Submitted by literature on
My summery is about vegetarianism. I'm not a vegetarian myself, but I'm very interested in the topic of eating less meat to save the world. Unfortunatly only the first few chapters were available for me, so I did my summary about the first two chapters.
Eating Animals
- Chapter1 - The Fruits of Family Trees
This first chapter of this book is about the author himself. He tells the reader about how his grandmother survived the war, but she had to fight to stay alive from malnutrition. That made her very concious about food. No foods are bad for you. The grandmother build her hole existence around food.
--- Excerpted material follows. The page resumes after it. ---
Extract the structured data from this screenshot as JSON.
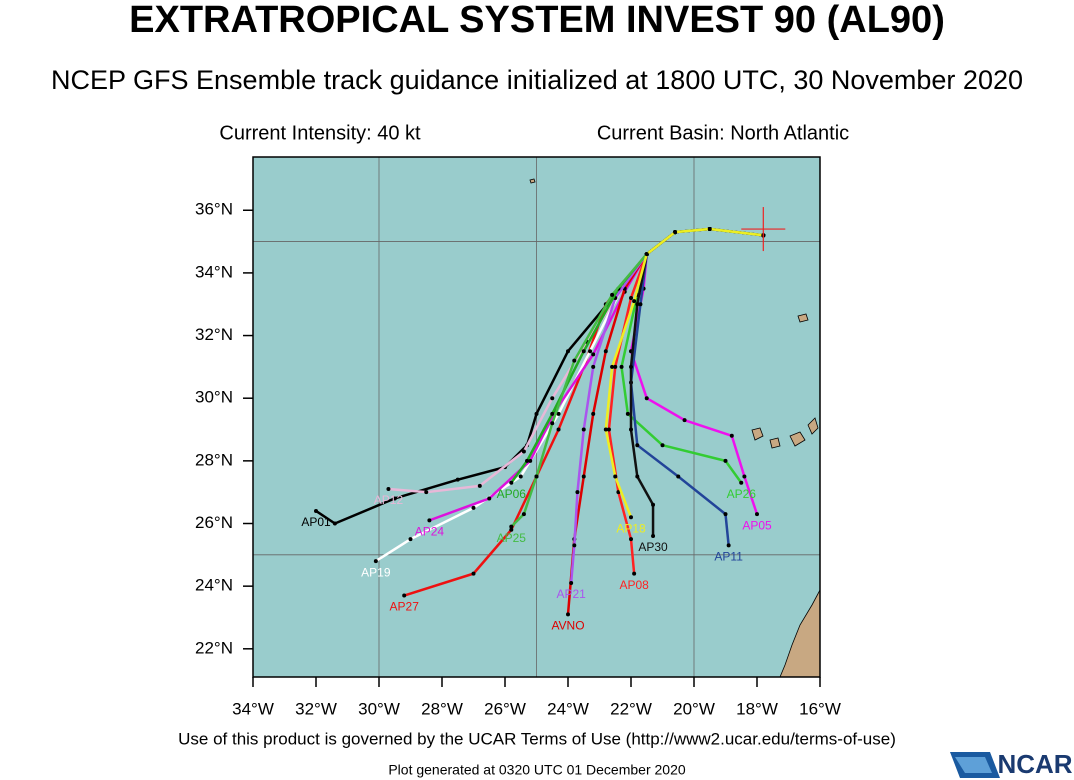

- Chapter2 - Possible Again
After the author finds out he is going to be a father, he all of the sudden starts to better his life. He tells the reader that his soon to be fatherhood was the impuls to start writing this book. He talks about how animals have always been in his life. He was thought to not hurt any animal. He had this babysitter who told him and his brother about the chickens they were eating one day. She told them what happens to chickens, and at that point he had a "how-in-the-world-could-i-have-never-thought-of-that-before-and-why-on-earth-didn't-someone-tell-me?" moment. His vegetarianism lasted a few days, before it quietly died. Mark Twain once said quitting smoking is one of the easiest things to do; he did it all the time. The author wants to add vegetarianism to that list of easy things. When the author got married they decided that stopping with eating animals was a good start to better their lives. But he found it really hard to stay a vegetarian because he didnt know how animals lived/farmed and how they were killed. And he didnt feel the rush to sort it out. But now with the baby on the way, it was a different story.
Then when the baby was born, the author called his grandmother. The first thing she asked what the baby's weight was.
One friend told him that everything is possible again. The author realised he can tell every story again, or choose to tell different stories. The world itself had another chance.